China's Growth Sinks to 27-Year Low Amid Sino-US Trade War
"We finally clearly see the impact of the trade war and lack of real response of the Chinese economy to stimulus. I think the number is worrisome for 2020 unless China takes some big action," Chief Economist of Natixis, Alicia Garcia Herrero, said.
China released third-quarter GDP figures on Friday, showing a year-on-year growth of only 6.0%, slower than expected. That marked the slowest pace since the first quarter of 1992, the earliest quarterly data on record.
China and the United States, the two economic giants, have been embroiled in a trade war for more than a year, with the latest round of trade talks ending late last week in Washington. The negotiations resulted in an indefinite postponement on the U.S. tariff increase from 25% to 30% on $250 billion in Chinese imports that were set to go into effect on October 15. No changes were announced on the next scheduled round of tariffs expected to kick off on December 15.
The outbreak of the Sino-U.S. trade war has affected China's export and domestic demand, resulting in weak domestic and foreign demand. Another problem is a slowdown in infrastructure investment and a slowdown in venture capital flow. The combination of internal and external factors has led to the downturn in China's economic growth.
In this week's report, the International Monetary Fund (IMF) lowered its forecast for global economic growth in 2019 to 3%, the lowest level since the 2008-2009 financial crisis, as reported by the South China Morning Post.
There are limited measures that the Chinese government can take to cope with the slowdown. Chief researcher of Daiwa Institute of research in Tokyo, Naoto Saito, said, "One is more infrastructure spending. This will be made possible by fiscal spending, especially by local governments. The other one would be consumption stimulus." In other words, rely on fiscal stimulus and financing, huge tax cuts and local government bonds to fund infrastructure projects, as well as stimulating bank lending, as reported by Reuters.
China has begun to take relevant actions. Shengyong Mao, a spokesman for China's National Bureau of Statistics, announced Beijing's plans to bring forward some 2020 special local government bond issuance to this year, in a move to spur regional infrastructure investment. Analysts expect the People's Bank of China (PBOC) to ease policy further by cutting banks' reserve retirement ratios and the one-year loan prime rate, Reuters said.

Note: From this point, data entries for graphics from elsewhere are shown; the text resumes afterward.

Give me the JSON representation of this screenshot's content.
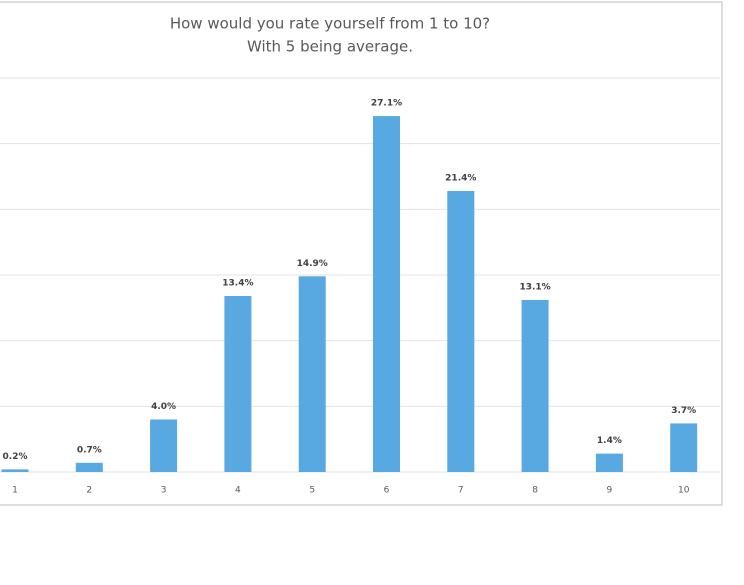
{
  "chart_data": {
    "type": "bar",
    "title": [
      "How would you rate yourself from 1 to 10?",
      "With 5 being average."
    ],
    "categories": [
      "1",
      "2",
      "3",
      "4",
      "5",
      "6",
      "7",
      "8",
      "9",
      "10"
    ],
    "values": [
      0.2,
      0.7,
      4,
      13.4,
      14.9,
      27.1,
      21.4,
      13.1,
      1.4,
      3.7
    ],
    "value_labels": [
      "0.2%",
      "0.7%",
      "4.0%",
      "13.4%",
      "14.9%",
      "27.1%",
      "21.4%",
      "13.1%",
      "1.4%",
      "3.7%"
    ],
    "color": "#58a8e2",
    "ylim": [
      0,
      30
    ],
    "yticks": [
      0,
      5,
      10,
      15,
      20,
      25,
      30
    ],
    "grid": true
  }
}
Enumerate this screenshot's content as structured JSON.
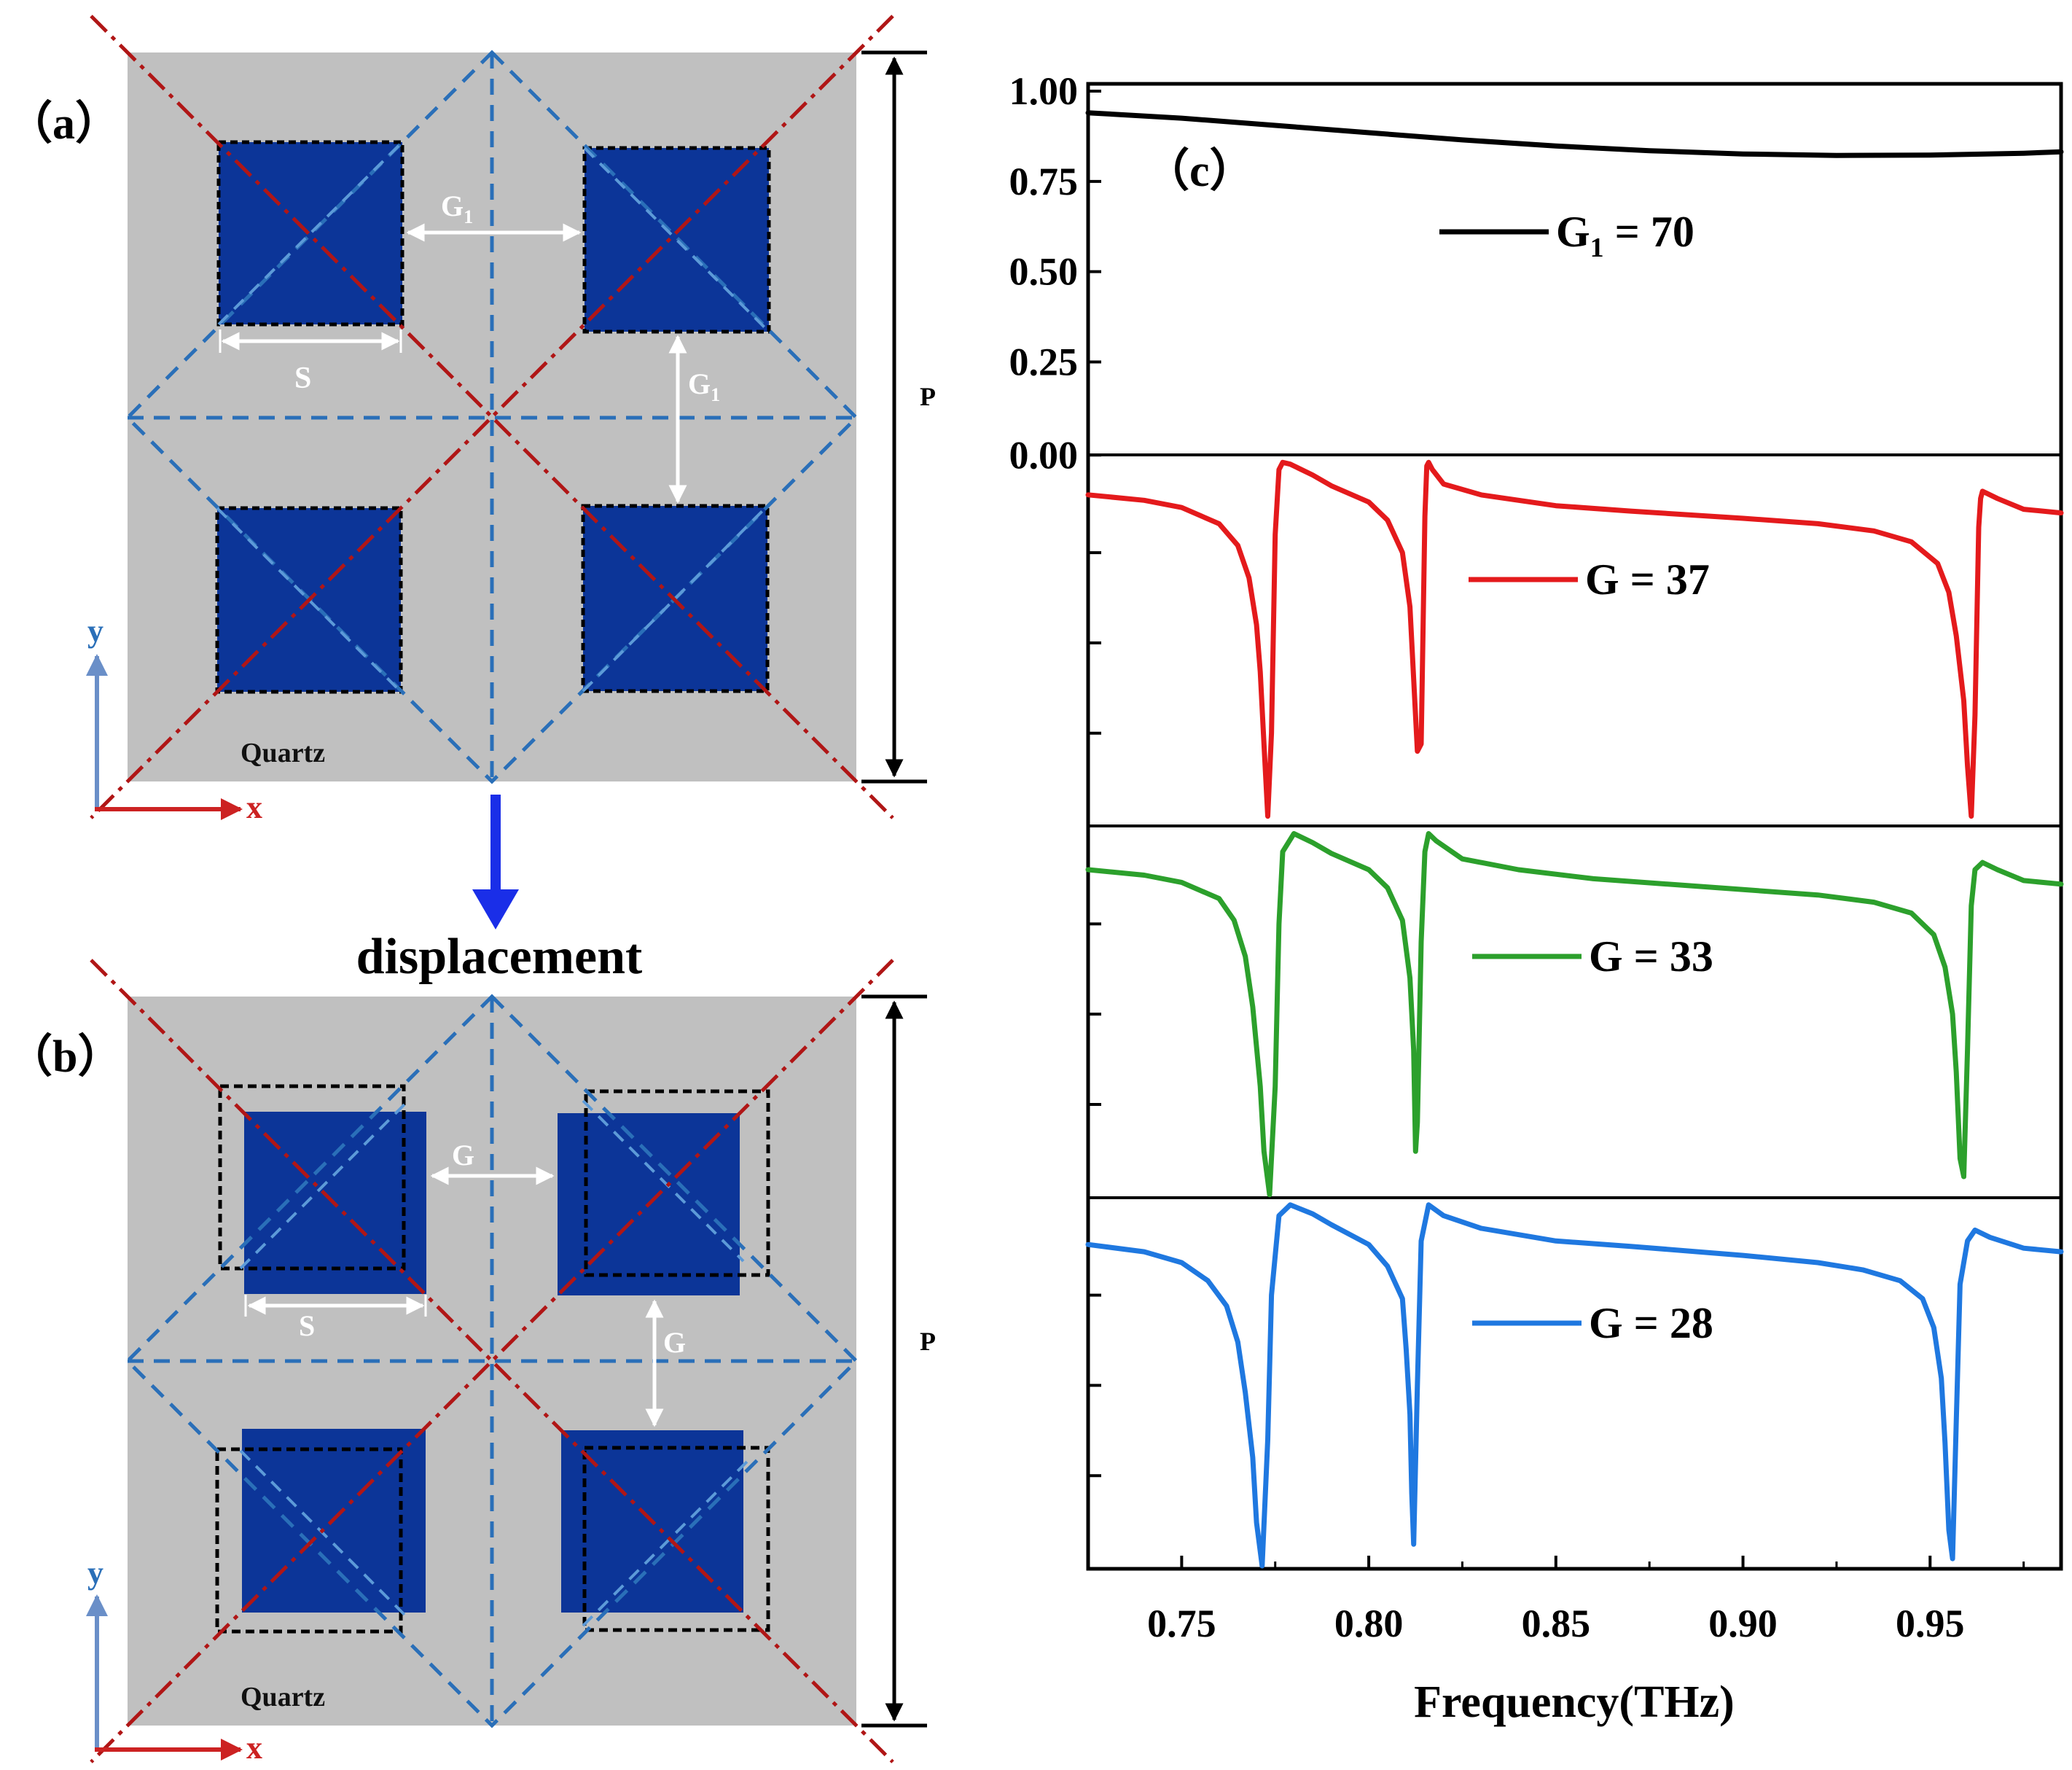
{
  "panel_a": {
    "label": "（a）",
    "gap_label": "G",
    "gap_sub": "1",
    "side_label": "S",
    "period_label": "P",
    "substrate_label": "Quartz",
    "axis_y": "y",
    "axis_x": "x"
  },
  "arrow_caption": "displacement",
  "panel_b": {
    "label": "（b）",
    "gap_label": "G",
    "side_label": "S",
    "period_label": "P",
    "substrate_label": "Quartz",
    "axis_y": "y",
    "axis_x": "x"
  },
  "colors": {
    "substrate": "#c0c0c0",
    "patch": "#0c3598",
    "dash_blue": "#2a6fb8",
    "dash_red": "#b01616",
    "series_black": "#000000",
    "series_red": "#e41a1c",
    "series_green": "#2ca02c",
    "series_blue": "#1f78e0"
  },
  "chart_data": {
    "type": "line",
    "panel_label": "（c）",
    "xlabel": "Frequency(THz)",
    "ylabel": "",
    "xlim": [
      0.725,
      0.985
    ],
    "ylim": [
      0,
      1
    ],
    "xticks": [
      "0.75",
      "0.80",
      "0.85",
      "0.90",
      "0.95"
    ],
    "xtick_values": [
      0.75,
      0.8,
      0.85,
      0.9,
      0.95
    ],
    "yticks": [
      "1.00",
      "0.75",
      "0.50",
      "0.25",
      "0.00"
    ],
    "ytick_values": [
      1.0,
      0.75,
      0.5,
      0.25,
      0.0
    ],
    "series": [
      {
        "name": "G1 = 70",
        "legend_main": "G",
        "legend_sub": "1",
        "legend_value": " = 70",
        "color": "#000000",
        "x": [
          0.725,
          0.75,
          0.775,
          0.8,
          0.825,
          0.85,
          0.875,
          0.9,
          0.925,
          0.95,
          0.975,
          0.985
        ],
        "y": [
          0.94,
          0.925,
          0.905,
          0.885,
          0.865,
          0.848,
          0.835,
          0.826,
          0.822,
          0.823,
          0.828,
          0.832
        ]
      },
      {
        "name": "G = 37",
        "legend_main": "G",
        "legend_sub": "",
        "legend_value": " = 37",
        "color": "#e41a1c",
        "x": [
          0.725,
          0.74,
          0.75,
          0.76,
          0.765,
          0.768,
          0.77,
          0.771,
          0.772,
          0.773,
          0.774,
          0.775,
          0.776,
          0.777,
          0.779,
          0.785,
          0.79,
          0.8,
          0.805,
          0.809,
          0.811,
          0.812,
          0.813,
          0.814,
          0.815,
          0.8155,
          0.816,
          0.817,
          0.82,
          0.83,
          0.85,
          0.87,
          0.9,
          0.92,
          0.935,
          0.945,
          0.952,
          0.955,
          0.957,
          0.959,
          0.96,
          0.961,
          0.962,
          0.963,
          0.9635,
          0.964,
          0.965,
          0.968,
          0.975,
          0.985
        ],
        "y": [
          0.91,
          0.895,
          0.875,
          0.83,
          0.77,
          0.68,
          0.55,
          0.42,
          0.22,
          0.02,
          0.25,
          0.8,
          0.98,
          1.0,
          0.995,
          0.965,
          0.935,
          0.89,
          0.84,
          0.75,
          0.6,
          0.4,
          0.2,
          0.22,
          0.85,
          0.99,
          1.0,
          0.98,
          0.94,
          0.91,
          0.88,
          0.865,
          0.845,
          0.83,
          0.81,
          0.78,
          0.72,
          0.64,
          0.52,
          0.34,
          0.16,
          0.02,
          0.3,
          0.82,
          0.9,
          0.92,
          0.915,
          0.9,
          0.87,
          0.86
        ]
      },
      {
        "name": "G = 33",
        "legend_main": "G",
        "legend_sub": "",
        "legend_value": " = 33",
        "color": "#2ca02c",
        "x": [
          0.725,
          0.74,
          0.75,
          0.76,
          0.764,
          0.767,
          0.769,
          0.771,
          0.772,
          0.7735,
          0.775,
          0.776,
          0.777,
          0.78,
          0.785,
          0.79,
          0.8,
          0.805,
          0.809,
          0.811,
          0.812,
          0.8125,
          0.813,
          0.814,
          0.815,
          0.816,
          0.818,
          0.825,
          0.84,
          0.86,
          0.9,
          0.92,
          0.935,
          0.945,
          0.951,
          0.954,
          0.956,
          0.957,
          0.958,
          0.959,
          0.96,
          0.961,
          0.962,
          0.964,
          0.968,
          0.975,
          0.985
        ],
        "y": [
          0.9,
          0.885,
          0.865,
          0.82,
          0.76,
          0.66,
          0.52,
          0.3,
          0.12,
          0.0,
          0.3,
          0.75,
          0.95,
          1.0,
          0.975,
          0.945,
          0.9,
          0.85,
          0.76,
          0.6,
          0.4,
          0.12,
          0.2,
          0.7,
          0.95,
          1.0,
          0.98,
          0.93,
          0.9,
          0.875,
          0.845,
          0.83,
          0.81,
          0.78,
          0.72,
          0.63,
          0.5,
          0.34,
          0.1,
          0.05,
          0.4,
          0.8,
          0.9,
          0.92,
          0.9,
          0.87,
          0.86
        ]
      },
      {
        "name": "G = 28",
        "legend_main": "G",
        "legend_sub": "",
        "legend_value": " = 28",
        "color": "#1f78e0",
        "x": [
          0.725,
          0.74,
          0.75,
          0.757,
          0.762,
          0.765,
          0.767,
          0.769,
          0.77,
          0.7715,
          0.773,
          0.774,
          0.776,
          0.779,
          0.785,
          0.79,
          0.8,
          0.805,
          0.809,
          0.81,
          0.811,
          0.8115,
          0.812,
          0.813,
          0.814,
          0.816,
          0.82,
          0.83,
          0.85,
          0.87,
          0.9,
          0.92,
          0.932,
          0.942,
          0.948,
          0.951,
          0.953,
          0.954,
          0.955,
          0.956,
          0.957,
          0.958,
          0.96,
          0.962,
          0.966,
          0.975,
          0.985
        ],
        "y": [
          0.89,
          0.87,
          0.84,
          0.79,
          0.72,
          0.62,
          0.48,
          0.3,
          0.12,
          0.0,
          0.35,
          0.75,
          0.97,
          1.0,
          0.975,
          0.945,
          0.89,
          0.83,
          0.74,
          0.6,
          0.42,
          0.2,
          0.06,
          0.5,
          0.9,
          1.0,
          0.97,
          0.935,
          0.9,
          0.885,
          0.86,
          0.84,
          0.82,
          0.79,
          0.74,
          0.66,
          0.52,
          0.34,
          0.1,
          0.02,
          0.4,
          0.78,
          0.9,
          0.93,
          0.91,
          0.88,
          0.87
        ]
      }
    ]
  }
}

China has also released some encouraging figures compared with the overall GDP lower than expected. According to the data of the National Bureau of statistics, China's industrial output rose 5.8% in September, higher than anticipated. Fixed asset investment grew 5.4% from January to September, matching expectations. Retail sales rose 7.8% year-on-year last month, in line with expectations. In September, the national urban unemployment rate was 5.2%, the same as last month.
Overall, in the first three quarters of this year, China's economic growth rate fell by 0.2% every quarter. China is facing a very serious situation. Global economic growth is slowing down, external instability factors are increasing, and domestic financial downward pressure is higher. Policymakers need to roll out more active measures to meet Beijing's official growth target for 2019, which is 6% to 6.5%.